何しろ神父の見方じゃない時点で高評価だもん。
「どういう意味だ」
「神父はあろうことか子爵様の寄付金を横領して私腹を肥やしています」
「何を馬鹿な――」
「おい」
「はっ」
神父が口を開いた瞬間、子爵が命令し取り巻きの一人が神父を物理的に黙らせた。有言実行の人っていいよね。初めて会った貴族がクズ男爵だったもんだから、貴族への評価が酷かったけど、まともな貴族もいるみたい。
「シスター、この前の出納帳持ってきてくれる。そこに子爵様からの寄付金の額も書いてあると思うけど、その金額が合っているか確認してもらえばいいと思う」
「もごぐおもごぅ」
うん、口を抑えられた神父が叫んでいるけど、詰んだね、これは。いや、ほんと何でこの人、子爵を連れてきたんだろう。馬鹿な人間だとは思ってたけど、ここまで愚かとは。そして、シスターが持ってきた出納帳を見た部下が子爵に報告して、神父の運命が決定した。

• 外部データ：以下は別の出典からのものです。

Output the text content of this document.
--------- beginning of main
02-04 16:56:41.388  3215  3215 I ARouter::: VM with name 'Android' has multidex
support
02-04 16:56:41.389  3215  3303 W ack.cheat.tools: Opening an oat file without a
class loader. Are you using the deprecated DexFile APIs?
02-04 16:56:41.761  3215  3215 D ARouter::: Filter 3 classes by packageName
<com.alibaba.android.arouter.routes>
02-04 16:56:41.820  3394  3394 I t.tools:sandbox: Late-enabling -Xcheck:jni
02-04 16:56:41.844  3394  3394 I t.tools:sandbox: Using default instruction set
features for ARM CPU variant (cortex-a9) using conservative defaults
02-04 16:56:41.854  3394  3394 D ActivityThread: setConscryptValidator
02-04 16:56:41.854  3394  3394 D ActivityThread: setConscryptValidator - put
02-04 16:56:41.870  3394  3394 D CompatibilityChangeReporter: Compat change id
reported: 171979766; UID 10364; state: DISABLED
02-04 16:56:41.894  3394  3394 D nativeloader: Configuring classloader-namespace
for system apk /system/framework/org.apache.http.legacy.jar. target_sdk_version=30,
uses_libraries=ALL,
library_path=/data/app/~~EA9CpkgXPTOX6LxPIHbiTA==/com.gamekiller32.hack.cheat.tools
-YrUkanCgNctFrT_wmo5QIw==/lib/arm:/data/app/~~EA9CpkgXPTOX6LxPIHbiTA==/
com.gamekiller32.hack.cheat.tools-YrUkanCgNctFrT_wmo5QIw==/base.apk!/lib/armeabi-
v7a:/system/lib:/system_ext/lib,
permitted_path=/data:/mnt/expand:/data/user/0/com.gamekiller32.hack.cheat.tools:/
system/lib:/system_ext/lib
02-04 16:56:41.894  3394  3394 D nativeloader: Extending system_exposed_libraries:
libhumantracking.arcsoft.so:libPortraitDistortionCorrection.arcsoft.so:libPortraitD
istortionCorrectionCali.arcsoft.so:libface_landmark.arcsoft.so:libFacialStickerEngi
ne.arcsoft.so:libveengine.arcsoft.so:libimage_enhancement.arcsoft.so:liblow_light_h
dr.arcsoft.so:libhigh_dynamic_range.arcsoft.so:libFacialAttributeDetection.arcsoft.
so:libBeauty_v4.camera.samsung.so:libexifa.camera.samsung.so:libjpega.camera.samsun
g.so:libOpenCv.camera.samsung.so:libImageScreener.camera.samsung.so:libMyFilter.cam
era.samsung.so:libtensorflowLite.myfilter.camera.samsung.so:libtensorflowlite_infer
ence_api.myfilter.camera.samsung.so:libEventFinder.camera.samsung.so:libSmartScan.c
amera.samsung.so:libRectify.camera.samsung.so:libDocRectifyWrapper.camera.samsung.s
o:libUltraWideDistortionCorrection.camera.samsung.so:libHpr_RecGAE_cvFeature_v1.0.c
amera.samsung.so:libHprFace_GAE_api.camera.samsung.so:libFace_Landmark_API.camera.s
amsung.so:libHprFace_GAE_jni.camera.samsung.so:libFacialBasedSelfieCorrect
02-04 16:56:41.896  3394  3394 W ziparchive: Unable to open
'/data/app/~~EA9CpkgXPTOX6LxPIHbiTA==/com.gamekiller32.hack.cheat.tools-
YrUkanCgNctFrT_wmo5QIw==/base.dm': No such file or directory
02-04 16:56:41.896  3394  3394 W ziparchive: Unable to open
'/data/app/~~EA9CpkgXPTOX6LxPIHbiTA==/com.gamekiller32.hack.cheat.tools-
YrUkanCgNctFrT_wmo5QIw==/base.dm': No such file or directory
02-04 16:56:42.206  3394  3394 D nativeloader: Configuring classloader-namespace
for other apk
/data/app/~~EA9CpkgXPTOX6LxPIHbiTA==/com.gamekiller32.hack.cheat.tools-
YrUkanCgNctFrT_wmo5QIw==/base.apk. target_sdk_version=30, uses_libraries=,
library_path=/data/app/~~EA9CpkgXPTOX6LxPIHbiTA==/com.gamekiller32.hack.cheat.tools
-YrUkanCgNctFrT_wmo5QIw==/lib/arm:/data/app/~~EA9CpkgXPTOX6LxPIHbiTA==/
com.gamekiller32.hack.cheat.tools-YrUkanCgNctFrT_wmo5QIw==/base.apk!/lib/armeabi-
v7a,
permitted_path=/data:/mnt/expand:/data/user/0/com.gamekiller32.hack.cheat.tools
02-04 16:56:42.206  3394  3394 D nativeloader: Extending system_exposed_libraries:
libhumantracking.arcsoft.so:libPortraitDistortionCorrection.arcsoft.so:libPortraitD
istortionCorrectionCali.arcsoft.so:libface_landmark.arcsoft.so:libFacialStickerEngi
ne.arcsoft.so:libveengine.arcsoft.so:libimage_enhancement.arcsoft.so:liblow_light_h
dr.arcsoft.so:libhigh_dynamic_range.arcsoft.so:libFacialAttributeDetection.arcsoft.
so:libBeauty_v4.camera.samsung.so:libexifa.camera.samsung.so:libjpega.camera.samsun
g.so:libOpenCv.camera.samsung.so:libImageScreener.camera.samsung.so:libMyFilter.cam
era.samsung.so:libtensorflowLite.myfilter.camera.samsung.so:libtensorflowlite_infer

「貴様の言う通りのようだな。孤児院の経営を軌道に乗せるのはそれほど難しくないのかもしれんな。畑での自給自足に、古着をつかってのバッグの販売か。それらは微々たるものかもしれんが、孤児院の経営に貢献出来よう。メルべはどう考える」
「は、ここにある数字と神父より報告のあった数字をすべて比較してみなければわかりませんが、孤児院の経営には十分改善の余地はあるのではないかと。ただ、そのためには子爵様自ら手を入れる必要があるのではないかと思います。こうした問題が浮上した中、魔神教にそのまま任せるというわけにもいかないのではないでしょうか」
「だが、教会本部からの運営資金の方もあるわけだし、完全に切り離すわけにもいくまい」
「それはもちろんでございます。ですので、信用できるものに経営を任せる必要があるか」
「信用あるものか。ふむ」
え、なんで、いまこっちを見た。
「貴様が――」
「申し訳ございません。私は何分、旅の途中の身でございまして」
「これだけのことを言ったのだ。貴様には孤児院の経営など簡単なのだろう」
「滅相もございません。私などはどこにでもいる平民に過ぎません」
いやいやいや、流石にそれは勘弁してください。そして、子供たちよ。そんなに期待のこもった目で私を見ないで。悪いことをしている気になるじゃない。
「私は見て通りまだまだ若輩者でして、経営などというものは過分にございます。確かに経営はそれほど難しくないのではないかと申しましたが、それは子爵様のように立派な方であればという話にございます」
「貴様、急に馬鹿丁寧な言葉遣いになりおったな」
「そ、それは……」
「しかも、先ほどの話によれば貴様は出納帳を読めるのだろう。少なくともただの小娘というわけではあるまい。私に意見をしたのだ。少なくとも自分の言葉に責任を持たねばならんだろう。貴様が孤児院の経営をするというのなら、手放すという考えは引っ繰り返してもいい。だが……」
「お、お、お待ちください」
え、私の旅ってここで終焉なの?
まずい。まずい。まずい。
考えろ。
なんでもいいから次なる手を。
折角、神父を差し出して上手くいったと思ったのに。
なんで、逆に私が囚われなきゃならないのよ。これってトンズラするのってありなのかな。とりあえずここは従う振りして逃げるじゃダメかな。
って、ダメだろうな。
そうしたら、たぶん子爵は孤児院から手を引くんだろう。
この人はそういうタイプだと思う。
「子爵様」
「決心したって顔ではないな?」
「利益があればよろしいのですよね。子爵様が孤児院を経営することで利益が得られれば」
「まあ、そうだな」
「では、とあるものの製法を子爵様に提供します。それは子爵様に莫大な利益をもたらすと思うのですが、それと引き換えに、私のことを諦めてくれませんか」
「ほう? 貴様はこの者らに古着からバッグを作る方法を教え、死んだ畑を復活させたのだろう。それ以外にもまだあるということか」
「ええ、まあ。少しお時間を頂けますか」
「構わん。メルべ、時間はあるな」
「夕刻より商業ギルドの長との会合がありますが、時間に余裕はあるかと」
「よし、見せてみろ」
「では、申し訳ありませんが買い出しに行ってきます」
私はオルトを連れて孤児院を後にした。